Run Hamilton Functions as an AWS SageMaker Processing Job

AWS SageMaker is a comprehensive platform that facilitates the creation, training, and deployment of machine learning (ML) models. This guide demonstrates deploying a “hello-world” processing job using Hamilton functions on SageMaker.

Prerequisites

  • AWS CLI Setup: Ensure that the AWS CLI is configured on your machine.

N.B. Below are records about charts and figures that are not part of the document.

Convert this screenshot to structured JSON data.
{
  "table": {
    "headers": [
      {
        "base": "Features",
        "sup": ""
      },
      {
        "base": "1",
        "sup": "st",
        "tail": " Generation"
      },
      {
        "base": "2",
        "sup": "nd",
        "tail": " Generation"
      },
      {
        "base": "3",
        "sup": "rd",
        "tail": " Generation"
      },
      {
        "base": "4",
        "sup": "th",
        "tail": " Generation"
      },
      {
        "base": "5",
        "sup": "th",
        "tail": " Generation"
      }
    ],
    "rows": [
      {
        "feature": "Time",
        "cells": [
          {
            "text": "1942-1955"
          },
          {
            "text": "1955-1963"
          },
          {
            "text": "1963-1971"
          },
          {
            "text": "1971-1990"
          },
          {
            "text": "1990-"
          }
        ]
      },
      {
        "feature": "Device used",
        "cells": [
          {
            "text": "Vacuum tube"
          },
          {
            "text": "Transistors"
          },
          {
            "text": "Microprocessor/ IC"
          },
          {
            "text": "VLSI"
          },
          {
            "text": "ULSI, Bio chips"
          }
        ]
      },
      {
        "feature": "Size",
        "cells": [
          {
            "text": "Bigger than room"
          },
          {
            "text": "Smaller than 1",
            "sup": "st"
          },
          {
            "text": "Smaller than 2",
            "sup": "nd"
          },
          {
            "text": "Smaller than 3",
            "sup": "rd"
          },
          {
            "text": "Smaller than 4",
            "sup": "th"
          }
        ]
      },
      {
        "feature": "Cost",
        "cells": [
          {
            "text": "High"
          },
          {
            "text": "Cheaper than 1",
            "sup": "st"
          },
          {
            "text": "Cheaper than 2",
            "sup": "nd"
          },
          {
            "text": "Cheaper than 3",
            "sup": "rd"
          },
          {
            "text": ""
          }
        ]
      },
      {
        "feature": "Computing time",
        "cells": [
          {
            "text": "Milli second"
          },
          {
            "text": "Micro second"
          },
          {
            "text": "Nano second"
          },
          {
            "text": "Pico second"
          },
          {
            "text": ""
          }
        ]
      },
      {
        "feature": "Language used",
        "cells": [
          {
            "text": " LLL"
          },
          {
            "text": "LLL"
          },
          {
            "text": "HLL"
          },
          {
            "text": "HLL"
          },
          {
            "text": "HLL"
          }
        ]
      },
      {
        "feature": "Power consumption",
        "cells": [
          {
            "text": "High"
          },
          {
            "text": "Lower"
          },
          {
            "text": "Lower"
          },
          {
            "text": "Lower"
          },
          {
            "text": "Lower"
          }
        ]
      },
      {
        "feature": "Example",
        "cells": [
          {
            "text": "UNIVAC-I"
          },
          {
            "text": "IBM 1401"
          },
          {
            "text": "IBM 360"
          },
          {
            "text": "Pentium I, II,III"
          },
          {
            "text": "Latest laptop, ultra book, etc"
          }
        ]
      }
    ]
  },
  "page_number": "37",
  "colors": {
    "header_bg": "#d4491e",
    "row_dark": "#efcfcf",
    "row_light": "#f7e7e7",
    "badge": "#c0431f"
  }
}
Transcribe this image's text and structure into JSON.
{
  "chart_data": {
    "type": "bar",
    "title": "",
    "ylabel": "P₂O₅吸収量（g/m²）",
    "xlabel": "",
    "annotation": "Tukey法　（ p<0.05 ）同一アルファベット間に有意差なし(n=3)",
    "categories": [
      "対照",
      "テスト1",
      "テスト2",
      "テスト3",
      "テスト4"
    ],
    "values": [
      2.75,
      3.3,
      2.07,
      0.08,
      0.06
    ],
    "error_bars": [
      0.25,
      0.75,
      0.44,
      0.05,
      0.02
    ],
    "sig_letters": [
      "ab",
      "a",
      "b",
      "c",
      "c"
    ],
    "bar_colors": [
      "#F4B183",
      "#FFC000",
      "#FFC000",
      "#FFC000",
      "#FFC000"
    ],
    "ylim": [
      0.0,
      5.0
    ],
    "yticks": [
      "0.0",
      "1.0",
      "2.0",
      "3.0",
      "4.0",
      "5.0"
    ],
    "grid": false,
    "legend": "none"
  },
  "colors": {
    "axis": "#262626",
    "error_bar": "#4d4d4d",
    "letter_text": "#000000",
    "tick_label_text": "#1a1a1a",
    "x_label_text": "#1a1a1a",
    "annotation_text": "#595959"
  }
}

Follow the Quick Start guide for setup instructions.

Step-by-Step Guide

1. Build the Docker Image

Navigate to the container directory and build the Docker image:

cd container/ \
    && docker build --platform linux/amd64 -t aws-sagemaker-hamilton . \
    && cd ..

2. Create AWS ECR repository.

Ensure the AWS account number (111122223333) is correctly replaced with yours:

  • Authenticate Docker to Amazon ECR:

    Retrieve an authentication token to authenticate your Docker client to your Amazon Elastic Container Registry (ECR):

    aws ecr get-login-password --region us-east-1 | docker login --username AWS --password-stdin 111122223333.dkr.ecr.us-east-1.amazonaws.com
    
  • Create the ECR Repository:

    aws ecr create-repository \
        --repository-name aws-sagemaker-hamilton \
        --region us-east-1 \
        --image-scanning-configuration scanOnPush=true \
        --image-tag-mutability MUTABLE
    

3. Deploy the Image to AWS ECR

Ensure the AWS account number (111122223333) is correctly replaced with yours:

docker tag aws-sagemaker-hamilton 111122223333.dkr.ecr.us-east-1.amazonaws.com/aws-sagemaker-hamilton:latest
docker push 111122223333.dkr.ecr.us-east-1.amazonaws.com/aws-sagemaker-hamilton:latest

4. Create simple role for AWS SageMaker ScriptProcessor.

  • Create the Role:

    Example of creating an AWS Role with full permissions for ECR and S3.

    aws iam create-role \
        --role-name SageMakerScriptProcessorRole \
        --assume-role-policy-document '{"Version": "2012-10-17", "Statement": [{ "Effect": "Allow", "Principal": { "Service": "sagemaker.amazonaws.com"}, "Action": "sts:AssumeRole"}]}'
    
  • Attach Policies to the Role:

    Here we grant full access to ECR, S3 and SageMaker as an example. For production environments it's important to restrict access appropriately.

    aws iam attach-role-policy \
        --role-name SageMakerScriptProcessorRole \
        --policy-arn arn:aws:iam::aws:policy/AmazonS3FullAccess
    aws iam attach-role-policy \
        --role-name SageMakerScriptProcessorRole \
        --policy-arn arn:aws:iam::aws:policy/AmazonEC2ContainerRegistryFullAccess
    aws iam attach-role-policy \
        --role-name SageMakerScriptProcessorRole \
        --policy-arn arn:aws:iam::aws:policy/AmazonSageMakerFullAccess
    

5. Install additional requirements

pip install -r requirements.txt

6. Execute the Processing Job

Find the detailed example in notebook.ipynb to run the processing job.